Flirting Tips From The Natural World

How animals get physical and emit good scents
By Neal Colgrass,  Newser Staff
Posted Sep 18, 2011 2:18 PM CDT
Scientists Reveal Flirting Tips From the Natural World
Two penguins in love.   (Shutterstock)

Trying to attract a beautiful, hunky, or otherwise desirable biped? Zoologists and anthropologists at the Natural History Museum in London have a few tips drawn from the natural world, the Telegraph reports:

  • Make Men Work. Male bower birds build nests. Birds of paradise stage flamboyant courtship displays. So let men shake it on the dance floor, or show off that shiny new cell phone.

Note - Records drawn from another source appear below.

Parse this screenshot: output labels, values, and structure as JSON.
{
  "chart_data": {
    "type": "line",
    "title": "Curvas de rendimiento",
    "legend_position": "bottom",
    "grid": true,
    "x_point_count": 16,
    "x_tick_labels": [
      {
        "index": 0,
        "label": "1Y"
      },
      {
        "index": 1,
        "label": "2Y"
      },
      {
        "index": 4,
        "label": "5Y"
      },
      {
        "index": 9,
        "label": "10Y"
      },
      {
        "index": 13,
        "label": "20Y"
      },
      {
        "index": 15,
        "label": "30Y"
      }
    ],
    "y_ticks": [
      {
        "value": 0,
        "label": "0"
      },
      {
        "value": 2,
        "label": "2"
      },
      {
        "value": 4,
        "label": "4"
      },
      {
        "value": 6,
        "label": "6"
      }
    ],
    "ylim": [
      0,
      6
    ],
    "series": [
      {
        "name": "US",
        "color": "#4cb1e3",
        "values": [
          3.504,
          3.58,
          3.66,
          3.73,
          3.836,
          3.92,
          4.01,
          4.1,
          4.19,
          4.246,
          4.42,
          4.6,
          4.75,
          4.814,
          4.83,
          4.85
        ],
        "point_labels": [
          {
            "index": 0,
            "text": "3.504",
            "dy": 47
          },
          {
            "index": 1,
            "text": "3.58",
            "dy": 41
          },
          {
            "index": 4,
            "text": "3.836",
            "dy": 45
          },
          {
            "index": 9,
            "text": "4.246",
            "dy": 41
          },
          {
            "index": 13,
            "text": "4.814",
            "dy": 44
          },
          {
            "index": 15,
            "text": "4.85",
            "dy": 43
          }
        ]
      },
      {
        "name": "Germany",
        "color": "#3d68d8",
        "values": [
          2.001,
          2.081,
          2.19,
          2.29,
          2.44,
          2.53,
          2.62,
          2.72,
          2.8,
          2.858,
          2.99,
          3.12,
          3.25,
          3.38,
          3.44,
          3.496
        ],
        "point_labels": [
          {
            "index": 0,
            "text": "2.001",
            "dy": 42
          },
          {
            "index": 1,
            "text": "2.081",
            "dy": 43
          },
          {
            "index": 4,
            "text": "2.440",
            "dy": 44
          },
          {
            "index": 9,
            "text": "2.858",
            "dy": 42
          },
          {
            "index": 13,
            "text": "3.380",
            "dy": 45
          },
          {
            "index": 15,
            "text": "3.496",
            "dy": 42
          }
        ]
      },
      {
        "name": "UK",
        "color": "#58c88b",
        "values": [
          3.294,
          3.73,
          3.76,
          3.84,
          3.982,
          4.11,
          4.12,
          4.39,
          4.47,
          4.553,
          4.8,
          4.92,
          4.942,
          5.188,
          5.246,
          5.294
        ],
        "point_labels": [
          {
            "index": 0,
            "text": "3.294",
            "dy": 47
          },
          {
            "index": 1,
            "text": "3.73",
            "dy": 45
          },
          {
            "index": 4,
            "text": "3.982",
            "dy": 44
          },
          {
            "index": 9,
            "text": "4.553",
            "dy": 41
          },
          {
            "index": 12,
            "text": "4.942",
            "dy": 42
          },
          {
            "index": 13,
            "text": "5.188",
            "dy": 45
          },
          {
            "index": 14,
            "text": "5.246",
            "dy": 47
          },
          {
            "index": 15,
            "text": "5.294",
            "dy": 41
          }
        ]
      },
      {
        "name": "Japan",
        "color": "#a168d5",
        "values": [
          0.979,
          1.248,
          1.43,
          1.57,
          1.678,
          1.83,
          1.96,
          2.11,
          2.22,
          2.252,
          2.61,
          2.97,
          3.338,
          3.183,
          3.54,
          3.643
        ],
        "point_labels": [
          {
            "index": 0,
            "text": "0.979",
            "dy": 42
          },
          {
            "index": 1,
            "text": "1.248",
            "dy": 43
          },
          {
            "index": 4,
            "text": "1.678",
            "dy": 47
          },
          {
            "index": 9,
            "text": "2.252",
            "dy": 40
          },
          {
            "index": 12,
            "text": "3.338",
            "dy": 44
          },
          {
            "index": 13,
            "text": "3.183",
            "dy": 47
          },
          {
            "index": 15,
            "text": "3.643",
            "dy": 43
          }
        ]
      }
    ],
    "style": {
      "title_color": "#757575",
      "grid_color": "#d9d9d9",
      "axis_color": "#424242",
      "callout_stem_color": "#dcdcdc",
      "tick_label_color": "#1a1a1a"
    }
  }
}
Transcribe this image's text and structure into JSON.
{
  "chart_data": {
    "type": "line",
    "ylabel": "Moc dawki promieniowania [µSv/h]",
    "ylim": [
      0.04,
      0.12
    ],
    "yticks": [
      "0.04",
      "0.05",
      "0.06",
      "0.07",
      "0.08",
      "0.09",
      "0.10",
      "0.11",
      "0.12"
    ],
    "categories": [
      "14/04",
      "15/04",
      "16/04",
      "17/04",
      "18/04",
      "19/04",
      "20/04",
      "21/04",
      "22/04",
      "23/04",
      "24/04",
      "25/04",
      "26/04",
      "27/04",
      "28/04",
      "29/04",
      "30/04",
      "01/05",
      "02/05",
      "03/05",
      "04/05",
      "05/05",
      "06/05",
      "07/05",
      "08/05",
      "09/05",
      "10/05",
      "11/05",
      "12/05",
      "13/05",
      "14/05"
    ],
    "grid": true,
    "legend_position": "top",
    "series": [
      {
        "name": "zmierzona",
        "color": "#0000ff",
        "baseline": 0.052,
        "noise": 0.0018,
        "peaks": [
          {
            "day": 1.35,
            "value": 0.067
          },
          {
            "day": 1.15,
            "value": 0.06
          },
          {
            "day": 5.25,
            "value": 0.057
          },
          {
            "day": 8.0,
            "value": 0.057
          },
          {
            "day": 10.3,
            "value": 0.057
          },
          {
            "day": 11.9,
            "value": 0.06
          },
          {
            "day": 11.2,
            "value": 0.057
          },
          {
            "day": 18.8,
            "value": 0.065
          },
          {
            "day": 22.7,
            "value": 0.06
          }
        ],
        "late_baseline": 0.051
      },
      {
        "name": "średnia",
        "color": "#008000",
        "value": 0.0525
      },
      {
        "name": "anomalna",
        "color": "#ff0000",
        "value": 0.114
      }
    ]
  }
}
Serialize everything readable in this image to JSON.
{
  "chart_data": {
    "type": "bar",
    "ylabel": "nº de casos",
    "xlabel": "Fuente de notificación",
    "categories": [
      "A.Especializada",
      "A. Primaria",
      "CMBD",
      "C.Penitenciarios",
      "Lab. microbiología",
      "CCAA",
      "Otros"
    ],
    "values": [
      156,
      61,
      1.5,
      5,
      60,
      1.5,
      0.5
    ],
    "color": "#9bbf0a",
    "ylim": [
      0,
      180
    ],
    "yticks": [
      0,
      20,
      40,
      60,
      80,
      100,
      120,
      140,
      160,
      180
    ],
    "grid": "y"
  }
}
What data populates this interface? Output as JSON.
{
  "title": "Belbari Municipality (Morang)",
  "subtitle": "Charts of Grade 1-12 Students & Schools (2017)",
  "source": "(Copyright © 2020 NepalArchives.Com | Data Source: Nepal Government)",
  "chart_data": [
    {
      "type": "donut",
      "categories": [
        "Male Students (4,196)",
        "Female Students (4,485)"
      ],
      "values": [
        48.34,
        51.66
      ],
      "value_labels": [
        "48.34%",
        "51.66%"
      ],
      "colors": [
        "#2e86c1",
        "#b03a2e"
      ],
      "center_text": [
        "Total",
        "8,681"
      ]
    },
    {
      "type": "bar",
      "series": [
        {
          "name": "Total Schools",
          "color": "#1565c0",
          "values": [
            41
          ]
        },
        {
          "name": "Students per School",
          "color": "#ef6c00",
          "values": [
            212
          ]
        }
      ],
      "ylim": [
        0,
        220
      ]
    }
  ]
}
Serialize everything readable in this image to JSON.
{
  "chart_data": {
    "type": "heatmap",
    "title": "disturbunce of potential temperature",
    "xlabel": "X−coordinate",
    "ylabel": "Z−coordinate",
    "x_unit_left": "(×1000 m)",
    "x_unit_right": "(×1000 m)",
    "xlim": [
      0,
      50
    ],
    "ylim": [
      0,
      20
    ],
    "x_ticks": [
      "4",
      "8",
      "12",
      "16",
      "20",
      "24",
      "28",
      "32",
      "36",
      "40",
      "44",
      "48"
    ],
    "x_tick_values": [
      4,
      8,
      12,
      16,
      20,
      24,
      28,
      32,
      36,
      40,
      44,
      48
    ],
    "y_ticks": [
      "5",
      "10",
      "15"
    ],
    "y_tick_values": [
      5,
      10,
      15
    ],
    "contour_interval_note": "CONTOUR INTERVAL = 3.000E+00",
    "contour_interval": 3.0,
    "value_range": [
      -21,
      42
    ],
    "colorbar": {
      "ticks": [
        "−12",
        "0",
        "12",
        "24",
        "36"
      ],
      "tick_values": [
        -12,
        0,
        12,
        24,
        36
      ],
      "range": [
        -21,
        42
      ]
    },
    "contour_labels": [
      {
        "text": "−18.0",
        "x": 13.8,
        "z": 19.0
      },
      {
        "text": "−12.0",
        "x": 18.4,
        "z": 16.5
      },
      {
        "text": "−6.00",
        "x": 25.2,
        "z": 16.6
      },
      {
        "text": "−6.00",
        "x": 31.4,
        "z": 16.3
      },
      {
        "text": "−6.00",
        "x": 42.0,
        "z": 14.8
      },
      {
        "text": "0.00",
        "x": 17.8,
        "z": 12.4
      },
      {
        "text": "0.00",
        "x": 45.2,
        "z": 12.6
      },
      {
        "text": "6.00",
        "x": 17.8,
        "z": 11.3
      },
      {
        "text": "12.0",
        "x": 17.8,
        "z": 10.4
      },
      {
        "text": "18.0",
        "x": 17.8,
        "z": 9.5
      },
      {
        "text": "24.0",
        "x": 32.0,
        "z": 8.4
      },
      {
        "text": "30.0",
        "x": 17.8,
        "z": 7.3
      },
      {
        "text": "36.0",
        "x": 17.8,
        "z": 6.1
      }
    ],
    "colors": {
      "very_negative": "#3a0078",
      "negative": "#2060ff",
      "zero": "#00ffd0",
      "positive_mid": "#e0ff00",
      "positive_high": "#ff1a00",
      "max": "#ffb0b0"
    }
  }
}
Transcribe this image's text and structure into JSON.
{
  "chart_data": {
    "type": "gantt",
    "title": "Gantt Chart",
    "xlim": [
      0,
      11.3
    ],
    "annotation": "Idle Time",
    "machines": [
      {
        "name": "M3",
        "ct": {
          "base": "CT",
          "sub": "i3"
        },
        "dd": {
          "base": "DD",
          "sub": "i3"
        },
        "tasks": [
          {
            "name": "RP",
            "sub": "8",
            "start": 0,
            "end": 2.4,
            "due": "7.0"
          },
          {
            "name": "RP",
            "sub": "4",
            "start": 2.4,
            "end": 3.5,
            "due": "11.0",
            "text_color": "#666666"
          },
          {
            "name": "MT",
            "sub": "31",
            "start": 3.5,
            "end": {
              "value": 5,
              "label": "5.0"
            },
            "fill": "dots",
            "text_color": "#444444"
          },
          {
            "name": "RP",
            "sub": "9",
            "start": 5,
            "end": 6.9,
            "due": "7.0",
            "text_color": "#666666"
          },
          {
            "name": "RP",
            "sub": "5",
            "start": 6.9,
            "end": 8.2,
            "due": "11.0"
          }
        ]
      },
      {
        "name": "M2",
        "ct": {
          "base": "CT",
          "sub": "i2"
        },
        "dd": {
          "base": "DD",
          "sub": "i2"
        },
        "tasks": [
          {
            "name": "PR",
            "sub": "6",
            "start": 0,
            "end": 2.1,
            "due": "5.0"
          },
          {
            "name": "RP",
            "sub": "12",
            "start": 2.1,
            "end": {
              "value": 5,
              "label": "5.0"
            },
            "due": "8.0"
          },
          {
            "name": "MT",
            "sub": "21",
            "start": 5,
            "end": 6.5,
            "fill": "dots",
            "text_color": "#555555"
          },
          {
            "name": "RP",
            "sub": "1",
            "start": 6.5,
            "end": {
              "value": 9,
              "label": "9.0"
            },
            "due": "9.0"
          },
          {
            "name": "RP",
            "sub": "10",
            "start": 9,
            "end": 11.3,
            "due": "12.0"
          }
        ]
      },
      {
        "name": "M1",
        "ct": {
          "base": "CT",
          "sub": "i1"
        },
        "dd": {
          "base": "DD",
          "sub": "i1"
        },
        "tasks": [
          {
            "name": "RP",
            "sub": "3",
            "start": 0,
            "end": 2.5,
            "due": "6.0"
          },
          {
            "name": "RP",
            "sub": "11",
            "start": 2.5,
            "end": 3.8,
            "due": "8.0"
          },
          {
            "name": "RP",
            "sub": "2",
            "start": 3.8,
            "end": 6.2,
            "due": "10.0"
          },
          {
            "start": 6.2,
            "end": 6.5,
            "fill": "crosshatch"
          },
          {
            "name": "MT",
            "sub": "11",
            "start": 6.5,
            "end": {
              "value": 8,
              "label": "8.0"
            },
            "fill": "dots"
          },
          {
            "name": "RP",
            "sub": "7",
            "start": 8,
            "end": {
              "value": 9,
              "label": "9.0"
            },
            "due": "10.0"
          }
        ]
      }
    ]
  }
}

  • Boys, Find a Wing Man. Male manakin birds adopt an apprentice to help them with mating dances. Human men, too, can benefit from a buddy who makes them look good.
  • Touch, Touch. Sea horses entwine tails and swim in tandem. Snails caress with their tentacles. For people, a brief touch on the arm can say it all.
  • Don't Touch, Don't Touch. Like emperor penguins who extend head and neck while standing face-to-face, humans can kindle electrical energy by getting close but not touching.
  • Be Generous. Penguin males collect pebbles for females. Male magpies scout out shiny objects. For human men, buying a drink is a good start.
  • Smell Good. Female pigs emit a scent that makes males drool (literally). Moths emit pheromones. No need to run to Perfumania, however: Your natural sweat tells prospective partners whether your immune systems are similar.
  • Employ the Glance. Surprisingly, this rarely works in the animal world, where eye contact is perceived as a threat. For humans, it's cultural: New Yorkers give direct looks, for example, "while Parisian women are thought of as being easy if they look at a man they like, so they show interest by averting their eyes," one anthropologist says.